The Innisfree Poetry Journal
www.innisfreepoetry.org
by Wendy Taylor Carlisle
THE YEAR IN SPORTS What started me up then? Under the lights of Jay-Vee games, Fall's excitement gathered in a boy's dark skin. I could feel him, a blood twin, both of us pounding. January rolled in from the icy parking lot as I walked away with a lanky boy who played round ball. When we broke up in March. He cried. By May, it was an Irish runner. Shorts were tighter then. It was only one year. I apologize.

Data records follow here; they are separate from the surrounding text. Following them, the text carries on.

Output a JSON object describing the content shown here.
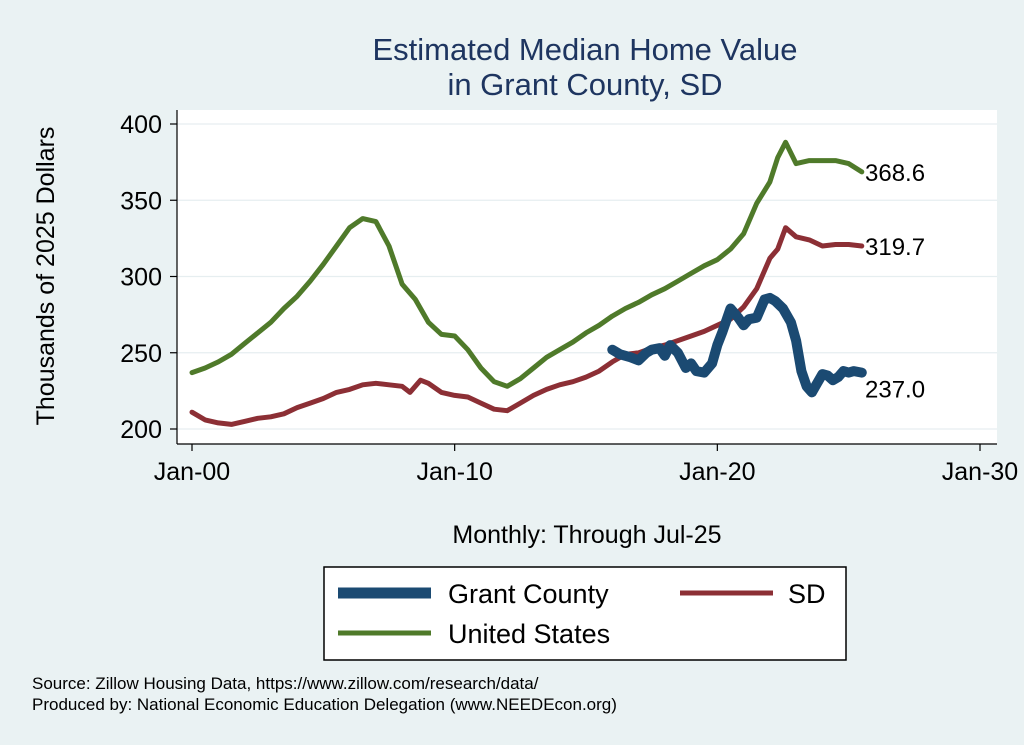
{
  "chart_data": {
    "type": "line",
    "title": "Estimated Median Home Value",
    "subtitle": "in Grant County, SD",
    "xlabel": "Monthly: Through Jul-25",
    "ylabel": "Thousands of 2025 Dollars",
    "xlim": [
      2000,
      2030
    ],
    "ylim": [
      200,
      400
    ],
    "x_tick_values": [
      2000,
      2010,
      2020,
      2030
    ],
    "x_ticks": [
      "Jan-00",
      "Jan-10",
      "Jan-20",
      "Jan-30"
    ],
    "y_ticks": [
      200,
      250,
      300,
      350,
      400
    ],
    "grid": true,
    "series": [
      {
        "name": "Grant County",
        "color": "#1b4a72",
        "end_label": "237.0",
        "x": [
          2016.0,
          2016.3,
          2016.7,
          2017.0,
          2017.3,
          2017.5,
          2017.8,
          2018.0,
          2018.2,
          2018.5,
          2018.8,
          2019.0,
          2019.2,
          2019.5,
          2019.8,
          2020.0,
          2020.2,
          2020.5,
          2020.8,
          2021.0,
          2021.2,
          2021.5,
          2021.8,
          2022.0,
          2022.2,
          2022.5,
          2022.8,
          2023.0,
          2023.2,
          2023.4,
          2023.6,
          2023.8,
          2024.0,
          2024.2,
          2024.4,
          2024.6,
          2024.8,
          2025.0,
          2025.2,
          2025.5
        ],
        "values": [
          252,
          249,
          247,
          245,
          250,
          252,
          253,
          248,
          255,
          250,
          240,
          243,
          238,
          237,
          243,
          255,
          264,
          279,
          273,
          268,
          272,
          273,
          285,
          286,
          284,
          279,
          270,
          258,
          238,
          228,
          224,
          230,
          236,
          235,
          232,
          234,
          238,
          237,
          238,
          237
        ]
      },
      {
        "name": "SD",
        "color": "#8c2f35",
        "end_label": "319.7",
        "x": [
          2000.0,
          2000.5,
          2001.0,
          2001.5,
          2002.0,
          2002.5,
          2003.0,
          2003.5,
          2004.0,
          2004.5,
          2005.0,
          2005.5,
          2006.0,
          2006.5,
          2007.0,
          2007.5,
          2008.0,
          2008.3,
          2008.7,
          2009.0,
          2009.5,
          2010.0,
          2010.5,
          2011.0,
          2011.5,
          2012.0,
          2012.5,
          2013.0,
          2013.5,
          2014.0,
          2014.5,
          2015.0,
          2015.5,
          2016.0,
          2016.5,
          2017.0,
          2017.5,
          2018.0,
          2018.5,
          2019.0,
          2019.5,
          2020.0,
          2020.5,
          2021.0,
          2021.5,
          2022.0,
          2022.3,
          2022.6,
          2023.0,
          2023.5,
          2024.0,
          2024.5,
          2025.0,
          2025.5
        ],
        "values": [
          211,
          206,
          204,
          203,
          205,
          207,
          208,
          210,
          214,
          217,
          220,
          224,
          226,
          229,
          230,
          229,
          228,
          224,
          232,
          230,
          224,
          222,
          221,
          217,
          213,
          212,
          217,
          222,
          226,
          229,
          231,
          234,
          238,
          244,
          249,
          250,
          253,
          255,
          258,
          261,
          264,
          268,
          272,
          280,
          292,
          312,
          318,
          332,
          326,
          324,
          320,
          321,
          321,
          320
        ]
      },
      {
        "name": "United States",
        "color": "#4f7a2a",
        "end_label": "368.6",
        "x": [
          2000.0,
          2000.5,
          2001.0,
          2001.5,
          2002.0,
          2002.5,
          2003.0,
          2003.5,
          2004.0,
          2004.5,
          2005.0,
          2005.5,
          2006.0,
          2006.5,
          2007.0,
          2007.5,
          2008.0,
          2008.5,
          2009.0,
          2009.5,
          2010.0,
          2010.5,
          2011.0,
          2011.5,
          2012.0,
          2012.5,
          2013.0,
          2013.5,
          2014.0,
          2014.5,
          2015.0,
          2015.5,
          2016.0,
          2016.5,
          2017.0,
          2017.5,
          2018.0,
          2018.5,
          2019.0,
          2019.5,
          2020.0,
          2020.5,
          2021.0,
          2021.5,
          2022.0,
          2022.3,
          2022.6,
          2023.0,
          2023.5,
          2024.0,
          2024.5,
          2025.0,
          2025.5
        ],
        "values": [
          237,
          240,
          244,
          249,
          256,
          263,
          270,
          279,
          287,
          297,
          308,
          320,
          332,
          338,
          336,
          320,
          295,
          285,
          270,
          262,
          261,
          252,
          240,
          231,
          228,
          233,
          240,
          247,
          252,
          257,
          263,
          268,
          274,
          279,
          283,
          288,
          292,
          297,
          302,
          307,
          311,
          318,
          328,
          348,
          362,
          378,
          388,
          374,
          376,
          376,
          376,
          374,
          368.6
        ]
      }
    ],
    "legend": {
      "position": "bottom",
      "columns": 2
    }
  },
  "source_note": "Source: Zillow Housing Data, https://www.zillow.com/research/data/",
  "producer_note": "Produced by: National Economic Education Delegation (www.NEEDEcon.org)"
}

THE LIFE OF MEAT His sister found him barefoot, a poured-out Jack Daniels at his elbow. She said, the life of meat ends in hopeful annihilation. I said, that man gave me the best smooch I ever had. He personally abhorred the air-kiss, the cheek-brush, loved instead to press his real naked belly to my back. I have a snapshot of him looking over his shoulder across the airport tarmac and another, leaning like he always did, against a satiny fender that just screamed, California! I'll leave you later, he joked as he lugged love's real estate over another border, describing every bluff and scarp along the way. He knew about the Rocky Mountains, the Oklahoma State line. He taught me to expand across a Utah horizon in those first provisional months when my actual size, my narrowness, didn't come into it. Then he did leave me, turned off east, on his way to another Carolina, his face puffed up with passions he'd saved for later. But he never meant to go for good. I hunkered outside in the southern summer. He always meant to open the door.